The sad thing about Paul is that he doesn’t believe in anything, least of all himself. One day, when he was eight and he fell over and hurt his knee, his mother cradled him and softly stroked his hair, saying ‘Shhh, everything will be fine’. Even then, through the tears and snot streaming down his face, Paul had whispered ‘You don’t know that’. His knee healed, but to this day, he still finds it hard to put faith in anything.
Now in his early thirties, Paul is a suspicious man. The weatherman and the lady who lives across the street are some of his regular targets; their promises seem as empty as the glass sitting in front of Paul at this very moment:
She is late.
The pulp is still sticking to the inside of the tiny glass - why do they serve orange juice in such tiny glasses? are they playing a practical joke? - but the plate of food is untouched. Paul doesn’t buy into the idea of buffets, so he always picks just one meal. How preposterous, to think people would want more than one kind of eggs on their plate at a time! He checks his watch. He taps his fingers against the glass of pulp, thinking, with a jolt of remorse, if he should’ve stayed up in the room with her. No, no, she sent him away. She said she’d be right down. And yet, after twenty minutes of waiting, there is still no sign of her.

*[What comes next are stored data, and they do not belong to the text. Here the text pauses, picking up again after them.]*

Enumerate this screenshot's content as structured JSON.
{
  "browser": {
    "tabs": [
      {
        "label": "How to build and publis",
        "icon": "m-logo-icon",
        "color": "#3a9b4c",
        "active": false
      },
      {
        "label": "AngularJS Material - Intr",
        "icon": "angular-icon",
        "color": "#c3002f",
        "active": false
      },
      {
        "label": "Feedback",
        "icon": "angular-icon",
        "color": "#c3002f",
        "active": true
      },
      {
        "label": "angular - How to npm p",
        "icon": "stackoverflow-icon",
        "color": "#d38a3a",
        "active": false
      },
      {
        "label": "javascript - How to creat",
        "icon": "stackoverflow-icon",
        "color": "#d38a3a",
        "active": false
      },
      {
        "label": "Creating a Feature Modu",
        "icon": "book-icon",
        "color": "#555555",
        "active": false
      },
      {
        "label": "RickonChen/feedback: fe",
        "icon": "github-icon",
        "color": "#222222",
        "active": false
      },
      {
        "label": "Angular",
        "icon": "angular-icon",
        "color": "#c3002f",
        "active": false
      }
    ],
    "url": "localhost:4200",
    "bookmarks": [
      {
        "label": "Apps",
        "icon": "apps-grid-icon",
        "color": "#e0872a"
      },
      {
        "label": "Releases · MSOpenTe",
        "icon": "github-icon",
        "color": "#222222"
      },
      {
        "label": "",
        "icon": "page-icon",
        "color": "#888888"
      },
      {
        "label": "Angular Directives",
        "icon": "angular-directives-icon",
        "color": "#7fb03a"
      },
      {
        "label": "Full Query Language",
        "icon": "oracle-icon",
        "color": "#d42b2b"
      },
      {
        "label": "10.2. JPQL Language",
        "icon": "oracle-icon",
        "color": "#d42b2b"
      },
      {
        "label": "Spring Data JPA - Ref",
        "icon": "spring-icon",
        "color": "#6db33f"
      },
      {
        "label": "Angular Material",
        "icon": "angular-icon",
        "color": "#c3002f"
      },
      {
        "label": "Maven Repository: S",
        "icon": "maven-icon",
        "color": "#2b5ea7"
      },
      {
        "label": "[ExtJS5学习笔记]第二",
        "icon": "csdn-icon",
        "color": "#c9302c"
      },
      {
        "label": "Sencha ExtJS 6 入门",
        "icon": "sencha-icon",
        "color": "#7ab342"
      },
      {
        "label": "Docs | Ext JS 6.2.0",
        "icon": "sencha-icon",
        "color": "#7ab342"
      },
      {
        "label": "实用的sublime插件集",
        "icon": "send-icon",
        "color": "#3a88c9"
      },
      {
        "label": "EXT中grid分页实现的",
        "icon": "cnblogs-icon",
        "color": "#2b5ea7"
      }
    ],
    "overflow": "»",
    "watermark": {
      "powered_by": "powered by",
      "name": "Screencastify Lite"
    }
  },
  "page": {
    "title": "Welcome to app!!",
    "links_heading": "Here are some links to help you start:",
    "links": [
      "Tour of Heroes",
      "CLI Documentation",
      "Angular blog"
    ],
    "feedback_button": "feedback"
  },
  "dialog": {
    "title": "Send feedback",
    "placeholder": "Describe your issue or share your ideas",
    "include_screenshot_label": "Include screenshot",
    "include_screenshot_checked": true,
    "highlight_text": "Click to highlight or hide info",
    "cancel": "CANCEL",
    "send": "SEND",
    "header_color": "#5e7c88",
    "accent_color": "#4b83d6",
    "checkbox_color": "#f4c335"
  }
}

Somehow, through the clinking of cutlery against china and the sounds of people chattering and eating, he can hear her footsteps as she approached the door of the dining hall. He looks down at the empty glass and realizs how rude it must seem to her that he had gulped down the juice already. That he couldn’t even wait for her, that he didn’t trust her. The doors open, she steps in, and even before she begins to smile, Paul blushes.